Fixing a wing was a complex procedure, but she did it almost without thinking as she told Catesby what had happened in the large animal surgery. And when she had reached the end of her story, the splint looked exactly like the one in the book.

After an initial horrified squawk, the phoenix had remained silent as she talked, then gave her a sympathetic rub with his shining head as she described the Minotaur striding out.

Helen smiled at him and said, “If you were a normal bird, I would strap that wing to your body, but if you do heal fast perhaps you want to keep it moving. What do you think, Catesby?”

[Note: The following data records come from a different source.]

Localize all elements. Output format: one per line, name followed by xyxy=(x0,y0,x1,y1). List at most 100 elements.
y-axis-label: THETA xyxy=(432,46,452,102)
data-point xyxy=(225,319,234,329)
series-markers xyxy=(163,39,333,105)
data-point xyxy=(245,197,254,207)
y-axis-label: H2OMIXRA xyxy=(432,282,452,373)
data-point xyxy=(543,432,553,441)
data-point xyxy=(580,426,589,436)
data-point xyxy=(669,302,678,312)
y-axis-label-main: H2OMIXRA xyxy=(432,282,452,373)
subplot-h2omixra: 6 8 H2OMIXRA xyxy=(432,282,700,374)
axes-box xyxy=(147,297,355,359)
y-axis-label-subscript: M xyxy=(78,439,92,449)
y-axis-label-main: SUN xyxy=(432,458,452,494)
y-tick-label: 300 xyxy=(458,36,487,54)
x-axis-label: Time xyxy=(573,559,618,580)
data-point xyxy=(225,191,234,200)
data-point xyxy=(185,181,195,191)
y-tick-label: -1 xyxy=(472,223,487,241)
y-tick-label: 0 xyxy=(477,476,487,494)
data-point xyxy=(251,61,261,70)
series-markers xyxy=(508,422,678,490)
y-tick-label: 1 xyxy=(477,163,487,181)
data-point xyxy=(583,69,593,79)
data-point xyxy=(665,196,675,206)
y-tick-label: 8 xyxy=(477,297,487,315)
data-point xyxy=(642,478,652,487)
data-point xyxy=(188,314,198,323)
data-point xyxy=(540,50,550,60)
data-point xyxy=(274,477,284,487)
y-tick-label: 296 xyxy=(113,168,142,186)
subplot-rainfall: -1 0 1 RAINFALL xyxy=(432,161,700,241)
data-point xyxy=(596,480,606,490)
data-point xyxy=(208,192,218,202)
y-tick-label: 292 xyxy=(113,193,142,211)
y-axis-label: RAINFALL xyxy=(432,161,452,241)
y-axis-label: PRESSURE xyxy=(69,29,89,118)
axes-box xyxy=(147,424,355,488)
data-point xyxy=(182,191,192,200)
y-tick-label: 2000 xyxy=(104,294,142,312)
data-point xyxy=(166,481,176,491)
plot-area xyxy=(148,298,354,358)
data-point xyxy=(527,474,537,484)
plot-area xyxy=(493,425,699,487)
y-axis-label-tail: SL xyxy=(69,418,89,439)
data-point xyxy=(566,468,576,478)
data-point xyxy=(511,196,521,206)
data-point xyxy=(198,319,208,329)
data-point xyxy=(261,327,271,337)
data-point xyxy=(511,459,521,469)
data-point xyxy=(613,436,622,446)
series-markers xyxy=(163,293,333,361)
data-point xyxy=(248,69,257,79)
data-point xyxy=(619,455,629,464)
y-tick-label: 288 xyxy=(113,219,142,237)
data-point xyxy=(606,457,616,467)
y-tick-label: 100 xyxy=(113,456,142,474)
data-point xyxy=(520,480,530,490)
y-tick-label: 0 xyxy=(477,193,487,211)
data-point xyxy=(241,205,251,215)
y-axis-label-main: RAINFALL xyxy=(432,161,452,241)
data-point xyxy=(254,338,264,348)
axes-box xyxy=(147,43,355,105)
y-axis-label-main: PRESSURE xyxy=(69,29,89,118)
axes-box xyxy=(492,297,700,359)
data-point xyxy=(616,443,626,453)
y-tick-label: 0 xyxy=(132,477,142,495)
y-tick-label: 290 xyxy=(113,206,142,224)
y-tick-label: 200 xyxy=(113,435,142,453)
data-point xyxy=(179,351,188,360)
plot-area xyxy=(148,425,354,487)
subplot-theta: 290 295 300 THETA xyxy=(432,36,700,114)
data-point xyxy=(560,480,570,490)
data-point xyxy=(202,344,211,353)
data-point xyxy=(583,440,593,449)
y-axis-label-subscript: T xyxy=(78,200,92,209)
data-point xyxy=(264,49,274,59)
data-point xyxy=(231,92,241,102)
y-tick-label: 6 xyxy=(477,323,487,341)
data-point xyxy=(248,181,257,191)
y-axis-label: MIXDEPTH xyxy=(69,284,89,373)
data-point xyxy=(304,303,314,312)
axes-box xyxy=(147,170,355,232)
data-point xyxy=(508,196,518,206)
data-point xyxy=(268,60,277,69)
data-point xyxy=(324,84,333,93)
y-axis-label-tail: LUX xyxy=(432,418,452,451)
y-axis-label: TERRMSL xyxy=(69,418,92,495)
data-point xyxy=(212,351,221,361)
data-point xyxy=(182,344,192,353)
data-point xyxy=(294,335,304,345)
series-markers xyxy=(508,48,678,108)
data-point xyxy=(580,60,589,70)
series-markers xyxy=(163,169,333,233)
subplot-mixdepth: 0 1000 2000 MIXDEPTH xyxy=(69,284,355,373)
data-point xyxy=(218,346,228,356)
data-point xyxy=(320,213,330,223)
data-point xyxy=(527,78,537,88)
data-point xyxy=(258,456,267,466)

He tested the wing, flapping round the surgery once, and nodded his satisfaction.

“Now we must tell the others,” whispered Helen, “But how?”

They were scattered all over the country looking for possible lairs, and Catesby couldn’t fly strongly enough yet to find them all. Helen knew the Minotaur had gone north … and even better … she knew how to follow him!

If only she could get the rest of the fabled beasts back together before the Master read the riddle.